XMM–Newton observations of a sample of γ-ray loud active galactic nuclei

¹ INAF/IASF-Bologna, via Gobetti 101, 40129, Bologna, Italy e-mail: foschini@iasfbo.inaf.it
² INAF, Osservatorio Astronomico di Brera, via Bianchi 46, 23807 Merate, Italy
³ INAF, Osservatorio Astronomico di Torino, via Osservatorio 20, 10025 Pino Torinese, Italy
⁴ INAF, Osservatorio Astronomico di Trieste, via G.B. Tiepolo 11, 34131 Trieste, Italy

Received: 27 January 2006
Accepted: 9 March 2006

Abstract

Aims.To understand the nature of γ-ray loud active galactic nuclei (AGN) and the mechanisms for the generation of high-energy γ-rays.
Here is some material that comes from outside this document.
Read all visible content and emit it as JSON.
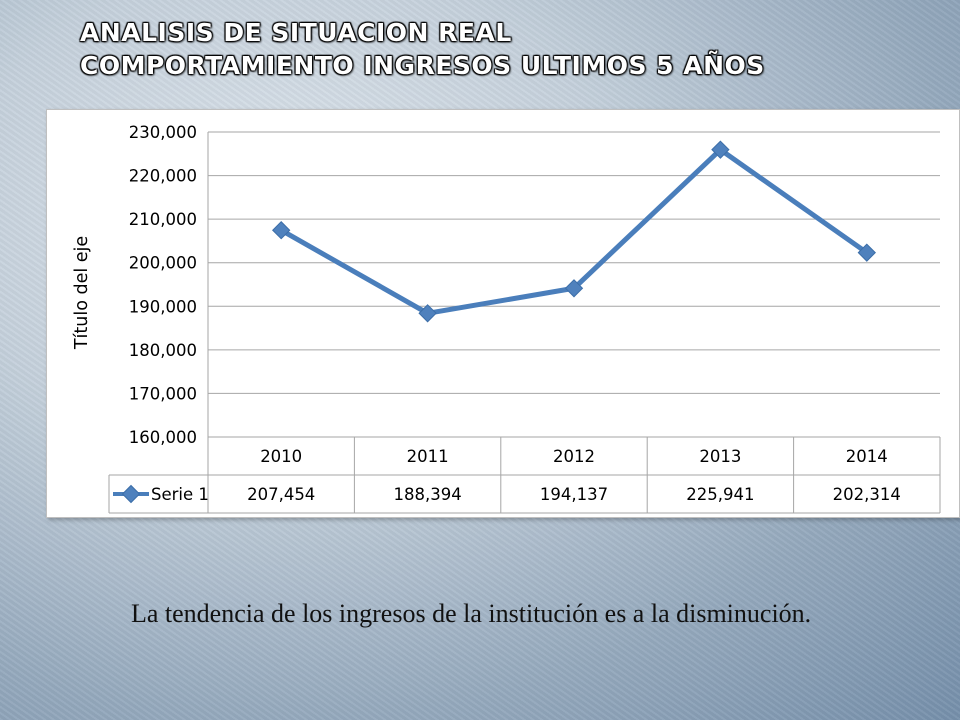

Methods.We performed a homogeneous and systematic analysis of simultaneous X-ray and optical/UV properties of a group of 15 γ-ray loud AGN, using observations performed with XMM-Newton. The sample is composed of 13 blazars (6 BL Lac and 7 Flat-Spectrum Radio Quasar) and 2 radio galaxies that are associated with detections at energies >100 MeV. The data for 7 of them are analyzed here for the first time, including the first X-ray observation of PKS 1406-706. The spectral characteristics of the sources in the present sample were compared with those in previous catalogs of blazars and other AGN, to search for difference or long term changes.

Results.All the selected sources appear to follow the classic “blazar sequence” and the spectral energy distributions (SED) built with the present X-ray and optical/UV data and completed with historical data, confirm the findings of previous studies on this type of source. Some sources display interesting features: four of them, namely AO 0235+164, PKS 1127-145, S5 0836+710 and PKS 1830-211 show the presence of an intervening absorption system along the line of sight, but only the last is known to be gravitationally lensed. AO 0235+164 was detected during an outburst and its SED shows a clear shift of the synchrotron peak. 3C 273 shows a change in state with respect to the previous BeppoSAX observations that can be interpreted as an increase of the Seyfert-like component and a corresponding decline of the jet emission. This is consistent with the monitoring at radio wavelengths performed during the same period. PKS 1406-706 is detected with a flux higher than in the past, but with a corresponding low optical flux. Although it is classified as FSRQ, the SED can be modelled with a simple synchrotron self-Compton model.